Where can I find this mythical mindblowing app?


Who is asking and how much are they paying?


Everyone would pay for a mindblowing performant app. None have appeared.


The problem of mediocre apps is not what they're written in. Millions of people happily use apps built on web technologies every day without even realising. Similarly, millions of people use badly made native apps and hate every second. The tech is not the problem.


The tech is part of the problem.

Sure, you can get to the same result eventually. But the tools to do so are better and more intuitive for making Android or iOS apps.


I’ve dabbled with iOS development and Xcode doesn’t seem that braggable as a tool.

Of course the modern Javascript web stack isn’t pretty either, so I guess what I’m saying is everything sucks a bit.

I’ve seen nice results and crappy results regardless of what particular stack it’s made in. IMO the biggest difference shows up in integration with the rest of the system. If you want to hook into the Files app or Siri Shortcuts, native apps certainly have a leg up.


That depends. I agree that the tooling around hybrid apps is pretty bad (debugging React Native layout issues is painful), but the tooling around web apps is really good these days, and that carries over to PWAs (and Electron, Ionic, etc) to a large extent. Chrome's perf flame chart is ace, and if you use VS Code you can get decent IDE debugging going. It's fragile and it takes effort to start but it's waaaay better than it was 5 years ago.
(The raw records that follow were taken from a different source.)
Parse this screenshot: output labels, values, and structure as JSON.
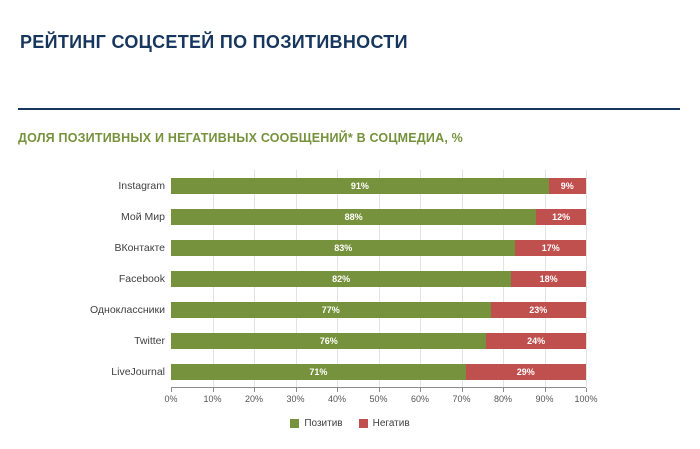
{
  "page": {
    "title": "РЕЙТИНГ СОЦСЕТЕЙ ПО ПОЗИТИВНОСТИ",
    "subtitle": "ДОЛЯ ПОЗИТИВНЫХ И НЕГАТИВНЫХ СООБЩЕНИЙ* В СОЦМЕДИА, %"
  },
  "colors": {
    "title": "#17365D",
    "subtitle": "#76923C",
    "divider": "#17365D",
    "positive": "#76923C",
    "negative": "#C0504D"
  },
  "chart_data": {
    "type": "bar",
    "orientation": "horizontal",
    "stacked": true,
    "title": "ДОЛЯ ПОЗИТИВНЫХ И НЕГАТИВНЫХ СООБЩЕНИЙ* В СОЦМЕДИА, %",
    "categories": [
      "Instagram",
      "Мой Мир",
      "ВКонтакте",
      "Facebook",
      "Одноклассники",
      "Twitter",
      "LiveJournal"
    ],
    "series": [
      {
        "name": "Позитив",
        "color": "#76923C",
        "values": [
          91,
          88,
          83,
          82,
          77,
          76,
          71
        ]
      },
      {
        "name": "Негатив",
        "color": "#C0504D",
        "values": [
          9,
          12,
          17,
          18,
          23,
          24,
          29
        ]
      }
    ],
    "xlim": [
      0,
      100
    ],
    "x_ticks": [
      "0%",
      "10%",
      "20%",
      "30%",
      "40%",
      "50%",
      "60%",
      "70%",
      "80%",
      "90%",
      "100%"
    ],
    "value_suffix": "%",
    "grid": true,
    "legend_position": "bottom"
  }
}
By tools people also mean things like: proper layout, access to native APIs, high-performnace animations, and a lot more.


CSS (or Yoga) is proper layout if you know how to use it. Most native APIs are available to JS even on iOS. Most animation is rendered on the GPU in web tech unless you're doing things very wrong. We even have things like Lottie, AirBNB's SVG-based After Effects animation tool.
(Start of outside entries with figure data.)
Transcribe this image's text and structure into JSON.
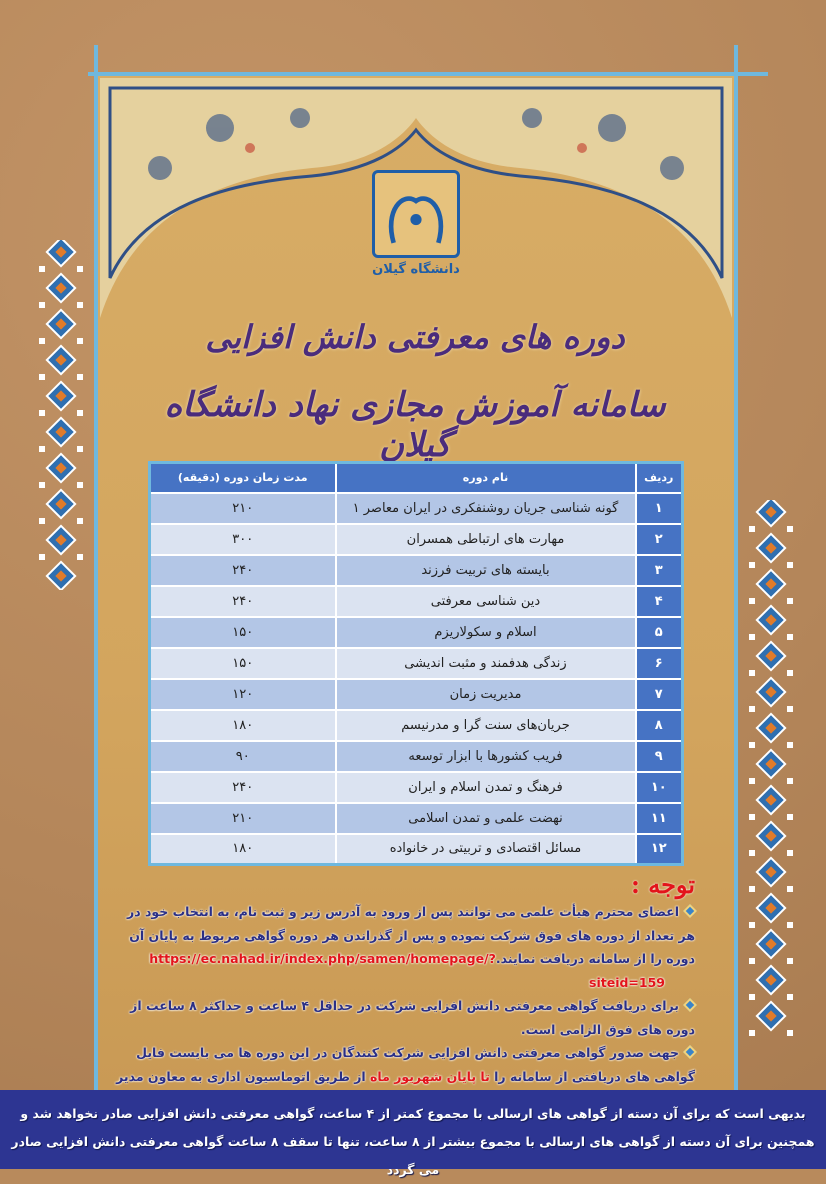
{
  "header": {
    "university_logo_text": "دانشگاه گیلان",
    "title_line1": "دوره های معرفتی دانش افزایی",
    "title_line2": "سامانه آموزش مجازی نهاد دانشگاه گیلان"
  },
  "table": {
    "columns": [
      "ردیف",
      "نام دوره",
      "مدت زمان دوره (دقیقه)"
    ],
    "rows": [
      {
        "num": "۱",
        "name": "گونه شناسی جریان روشنفکری در ایران معاصر ۱",
        "duration": "۲۱۰"
      },
      {
        "num": "۲",
        "name": "مهارت های ارتباطی همسران",
        "duration": "۳۰۰"
      },
      {
        "num": "۳",
        "name": "بایسته های تربیت فرزند",
        "duration": "۲۴۰"
      },
      {
        "num": "۴",
        "name": "دین شناسی معرفتی",
        "duration": "۲۴۰"
      },
      {
        "num": "۵",
        "name": "اسلام و سکولاریزم",
        "duration": "۱۵۰"
      },
      {
        "num": "۶",
        "name": "زندگی هدفمند و مثبت اندیشی",
        "duration": "۱۵۰"
      },
      {
        "num": "۷",
        "name": "مدیریت زمان",
        "duration": "۱۲۰"
      },
      {
        "num": "۸",
        "name": "جریان‌های سنت گرا و مدرنیسم",
        "duration": "۱۸۰"
      },
      {
        "num": "۹",
        "name": "فریب کشورها با ابزار توسعه",
        "duration": "۹۰"
      },
      {
        "num": "۱۰",
        "name": "فرهنگ و تمدن اسلام و ایران",
        "duration": "۲۴۰"
      },
      {
        "num": "۱۱",
        "name": "نهضت علمی و تمدن اسلامی",
        "duration": "۲۱۰"
      },
      {
        "num": "۱۲",
        "name": "مسائل اقتصادی و تربیتی در خانواده",
        "duration": "۱۸۰"
      }
    ]
  },
  "notes": {
    "title": "توجه :",
    "note1": "اعضای محترم هیأت علمی می توانند پس از ورود به آدرس زیر و ثبت نام، به انتخاب خود در هر تعداد از دوره های فوق شرکت نموده و پس از گذراندن هر دوره گواهی مربوط به پایان آن  دوره را از سامانه دریافت نمایند.",
    "url": "https://ec.nahad.ir/index.php/samen/homepage/?siteid=159",
    "note2": "برای دریافت گواهی معرفتی دانش افزایی شرکت در حداقل ۴ ساعت و حداکثر ۸ ساعت از دوره های فوق الزامی است.",
    "note3_a": "جهت صدور گواهی معرفتی دانش افزایی شرکت کنندگان در این دوره ها می بایست فایل گواهی های دریافتی از سامانه را ",
    "note3_highlight": "تا پایان شهریور ماه",
    "note3_b": " از طریق اتوماسیون اداری به معاون مدیر امور آموزشی ارسال نمایند."
  },
  "footer": {
    "line1": "بدیهی است که برای آن دسته از گواهی های ارسالی با مجموع کمتر از ۴ ساعت، گواهی معرفتی دانش افزایی صادر نخواهد شد و",
    "line2": "همچنین برای آن دسته از گواهی های ارسالی با مجموع بیشتر از ۸ ساعت، تنها تا سقف ۸ ساعت گواهی معرفتی دانش افزایی صادر می گردد"
  },
  "colors": {
    "background": "#b88a5c",
    "panel": "#d8ad66",
    "frame_line": "#6fb8de",
    "title": "#4a2c7c",
    "table_header": "#4673c4",
    "row_dark": "#b3c6e6",
    "row_light": "#dbe3f1",
    "note_text": "#2a2f86",
    "highlight": "#e3141b",
    "footer_band": "#2d3592"
  }
}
All this stuff is just done now regardless of what tech you choose. The arguments against web tech are old. The platform has caught up.
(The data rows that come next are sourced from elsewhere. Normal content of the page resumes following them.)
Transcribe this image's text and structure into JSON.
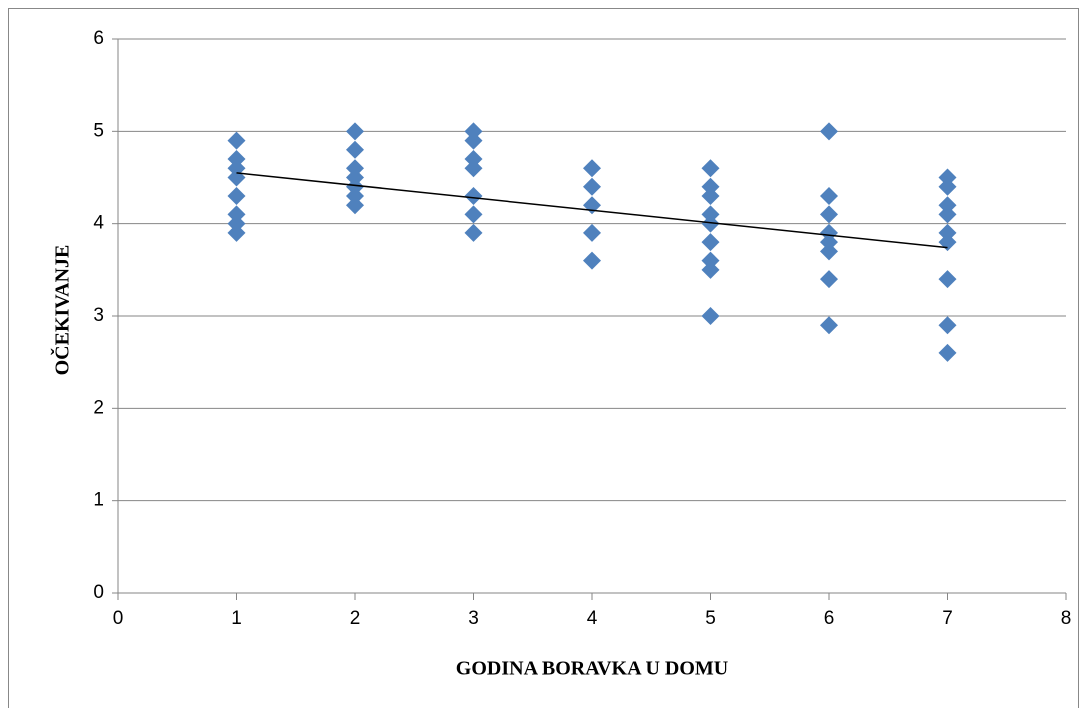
{
  "chart_data": {
    "type": "scatter",
    "x_label": "GODINA BORAVKA U DOMU",
    "y_label": "OČEKIVANJE",
    "x": [
      1,
      1,
      1,
      1,
      1,
      1,
      1,
      1,
      2,
      2,
      2,
      2,
      2,
      2,
      2,
      3,
      3,
      3,
      3,
      3,
      3,
      3,
      4,
      4,
      4,
      4,
      4,
      5,
      5,
      5,
      5,
      5,
      5,
      5,
      5,
      5,
      6,
      6,
      6,
      6,
      6,
      6,
      6,
      6,
      7,
      7,
      7,
      7,
      7,
      7,
      7,
      7,
      7
    ],
    "values": [
      4.9,
      4.7,
      4.6,
      4.5,
      4.3,
      4.1,
      4.0,
      3.9,
      5.0,
      4.8,
      4.6,
      4.5,
      4.4,
      4.3,
      4.2,
      5.0,
      4.9,
      4.7,
      4.6,
      4.3,
      4.1,
      3.9,
      4.6,
      4.4,
      4.2,
      3.9,
      3.6,
      4.6,
      4.4,
      4.3,
      4.1,
      4.0,
      3.8,
      3.6,
      3.5,
      3.0,
      5.0,
      4.3,
      4.1,
      3.9,
      3.8,
      3.7,
      3.4,
      2.9,
      4.5,
      4.4,
      4.2,
      4.1,
      3.9,
      3.8,
      3.4,
      2.9,
      2.6
    ],
    "color": "#4f81bd",
    "trendline": {
      "x": [
        1,
        7
      ],
      "values": [
        4.55,
        3.74
      ],
      "color": "#000000"
    },
    "xlim": [
      0,
      8
    ],
    "xticks": [
      0,
      1,
      2,
      3,
      4,
      5,
      6,
      7,
      8
    ],
    "ylim": [
      0,
      6
    ],
    "yticks": [
      0,
      1,
      2,
      3,
      4,
      5,
      6
    ],
    "grid": true
  }
}
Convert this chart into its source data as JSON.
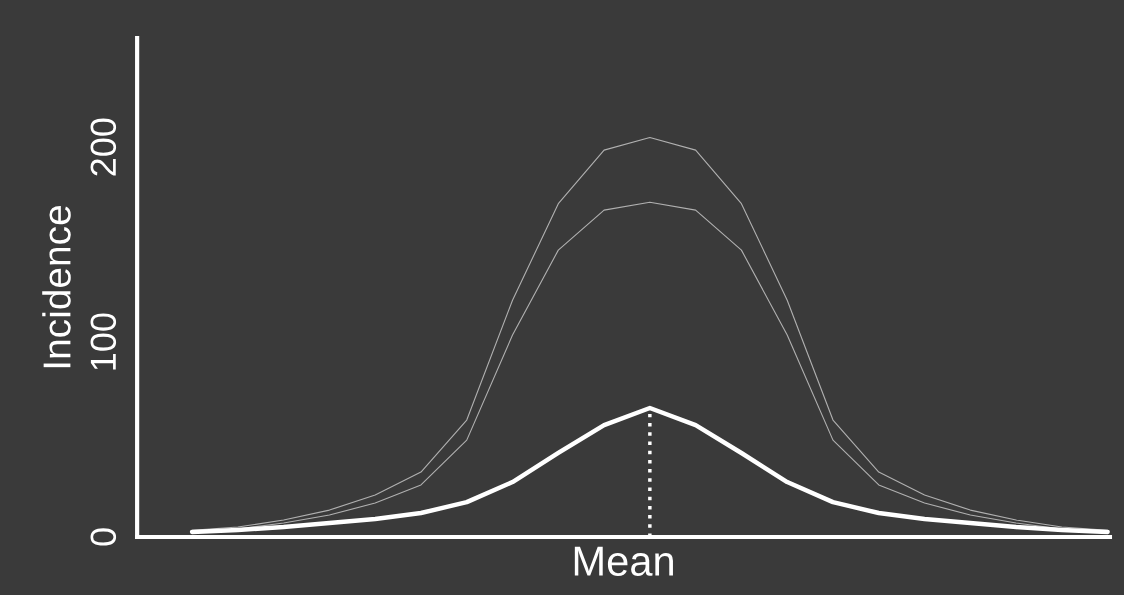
{
  "chart_data": {
    "type": "line",
    "xlabel": "Mean",
    "ylabel": "Incidence",
    "categories": [
      null,
      null,
      null,
      null,
      null,
      null,
      null,
      null,
      null,
      null,
      null,
      null,
      null,
      null,
      null,
      null,
      null,
      null,
      null,
      null,
      null
    ],
    "ylim": [
      0,
      256
    ],
    "yticks": [
      0,
      100,
      200
    ],
    "tick_labels": "y",
    "grid": false,
    "legend": false,
    "series": [
      {
        "color": "#b0b0b0",
        "line_style": "solid",
        "values": [
          3.4,
          5.1,
          8.7,
          13.8,
          21.5,
          33.3,
          60,
          121.5,
          171,
          198.5,
          205,
          198.5,
          171,
          121.5,
          60,
          33.3,
          21.5,
          13.8,
          8.7,
          5.1,
          3.4
        ]
      },
      {
        "color": "#b0b0b0",
        "line_style": "solid",
        "values": [
          1.8,
          4.1,
          7.2,
          11.3,
          17.4,
          26.7,
          49.7,
          103.6,
          147.2,
          167.7,
          171.8,
          167.7,
          147.2,
          103.6,
          49.7,
          26.7,
          17.4,
          11.3,
          7.2,
          4.1,
          1.8
        ]
      },
      {
        "color": "#ffffff",
        "line_style": "solid",
        "values": [
          2.6,
          3.6,
          5.1,
          7.2,
          9.2,
          12.3,
          17.9,
          28.2,
          43.1,
          57.4,
          66.2,
          57.4,
          43.1,
          28.2,
          17.9,
          12.3,
          9.2,
          7.2,
          5.1,
          3.6,
          2.6
        ]
      }
    ]
  }
}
> The platform has caught up.

It has not. There are no tools for the web approaching even a Delphi RAD or a Qt Creator ca 2001.

CSS layouts are a joke, and trying to create anything as complex as a modern app with CSS is a road of blood and tears (go ahead and use CSS to implement something like Sencha. Hell, start with any constrained layout available for most native frameworks and toolsets out of the box).

By "most native APIs" you mean a very small subset deemed more-or-less safe to execute in the browser (you won't ever have full access to, let's say, UIKit, or AVFoundation).

And even if animation is rendered on GPU, 1) if you have a lot of them, the browser will struggle, and 2) web animations are extremely limited, primitive, and extremely constrained by layout. Good luck not running into reflow issues for animations which are a breeze on the native platforms. And good luck working around these issues using only animations which won't trigger them.

> All this stuff is just done now regardless of what tech you choose.

There are people who build OSes using only assembly. It doesn't mean that tools or capabilities of assembly are anywhere near available for other tech.


I broadly agree about complicated apps, but there are plenty of mobile websites which are more useful than apps for me precisely because of their simplicity. The killer benefit is the ability to deep link, for instance I have three or four icons on my homescreen going to the timetables for different bus stops, and two or three for the weather for different places. For my use case I want to go straight to a simple stateless page which tells you what you want to know, not be subject to the UX whims of the app designer. The drawbacks are created by iOS, I would prefer these websites to be able to use a cache which worked and wasn’t broken in small subtle ways, and to be able to set them fullscreen.